Reading from a Channel is when the data is read and written to multiple buffers. Therefore, a Channel “scatters” the data read from a Channel into multiple buffers.

To gather data into a Channel means to write data from multiple buffers to the same Channel during a write operation. Therefore, a Channel “gathers” data from multiple buffers and sends it to a Channel.

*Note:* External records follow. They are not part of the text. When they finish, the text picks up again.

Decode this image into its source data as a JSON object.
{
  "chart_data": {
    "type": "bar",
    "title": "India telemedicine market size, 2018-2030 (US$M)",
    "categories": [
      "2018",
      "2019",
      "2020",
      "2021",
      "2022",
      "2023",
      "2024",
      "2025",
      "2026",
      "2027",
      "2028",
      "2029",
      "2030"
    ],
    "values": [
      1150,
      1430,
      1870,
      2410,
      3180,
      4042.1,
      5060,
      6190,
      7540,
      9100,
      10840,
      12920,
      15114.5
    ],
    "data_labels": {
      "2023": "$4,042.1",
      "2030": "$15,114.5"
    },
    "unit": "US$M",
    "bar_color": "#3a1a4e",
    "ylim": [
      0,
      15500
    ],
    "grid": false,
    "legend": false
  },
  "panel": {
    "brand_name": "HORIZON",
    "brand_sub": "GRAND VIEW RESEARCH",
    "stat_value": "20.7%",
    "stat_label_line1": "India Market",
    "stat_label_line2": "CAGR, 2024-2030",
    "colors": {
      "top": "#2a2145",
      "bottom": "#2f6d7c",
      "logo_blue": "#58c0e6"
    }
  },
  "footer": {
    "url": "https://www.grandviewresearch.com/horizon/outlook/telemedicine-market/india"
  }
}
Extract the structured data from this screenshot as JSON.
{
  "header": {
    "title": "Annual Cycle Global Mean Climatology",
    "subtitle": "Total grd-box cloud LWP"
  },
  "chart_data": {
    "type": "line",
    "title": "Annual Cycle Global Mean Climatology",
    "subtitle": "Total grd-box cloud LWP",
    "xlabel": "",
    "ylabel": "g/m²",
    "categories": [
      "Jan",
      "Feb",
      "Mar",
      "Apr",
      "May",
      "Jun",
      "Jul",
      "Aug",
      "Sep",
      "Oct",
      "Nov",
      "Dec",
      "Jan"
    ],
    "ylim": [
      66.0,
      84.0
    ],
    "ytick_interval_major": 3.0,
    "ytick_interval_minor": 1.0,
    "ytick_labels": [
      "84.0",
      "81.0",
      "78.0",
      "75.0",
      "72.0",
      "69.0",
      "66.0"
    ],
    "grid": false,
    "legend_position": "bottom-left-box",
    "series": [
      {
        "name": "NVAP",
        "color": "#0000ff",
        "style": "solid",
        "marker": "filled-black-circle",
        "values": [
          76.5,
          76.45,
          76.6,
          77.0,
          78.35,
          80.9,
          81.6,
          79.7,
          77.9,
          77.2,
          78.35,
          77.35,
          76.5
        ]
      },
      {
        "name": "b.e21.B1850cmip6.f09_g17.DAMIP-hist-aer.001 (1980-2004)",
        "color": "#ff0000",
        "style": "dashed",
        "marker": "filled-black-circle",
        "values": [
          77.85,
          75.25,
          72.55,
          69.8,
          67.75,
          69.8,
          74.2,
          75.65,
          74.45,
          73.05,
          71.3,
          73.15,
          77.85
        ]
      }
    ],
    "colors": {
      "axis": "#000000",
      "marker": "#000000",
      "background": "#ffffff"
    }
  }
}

Scatter/Gather is often used when you need to separate the data to be transmitted. For example, when you transmit a message consisting of a header and a body, you might split the body and the header into different buffers so you can easily process the body and the header.

Case study:

(2) transferFrom & transferTo

FileChannel’s transferFrom() method transfers data from the source channel to the FileChannel

The input argument to the position method indicates that data is written to the target file from position, and count indicates the maximum number of bytes transferred. If the free space of the source channel is less than count bytes, the number of bytes transferred is less than the number of bytes requested. Also note that in the implementation of SoketChannel, SocketChannel will only transmit data that is ready at the moment (possibly less than count bytes). Therefore, SocketChannel may not transfer all of the requested data (count bytes) into the FileChannel.

The transferTo() method transfers data from the FileChannel to another channel

The problem with SocketChannel mentioned above also applies to the transferTo() method. SocketChannel transmits data until the target buffer is full.

(3) Pipe

A Java NIO pipe is a one-way data connection between two threads. Pipe has a source channel and a sink channel. Data will be written to the sink channel and read from the source channel.

(4) DatagramChannel

DatagramChannel in Java NIO is a channel for sending and receiving UDP packets. Because UDP is a connectionless network protocol, it cannot be read or written like other channels. It sends and receives packets of data.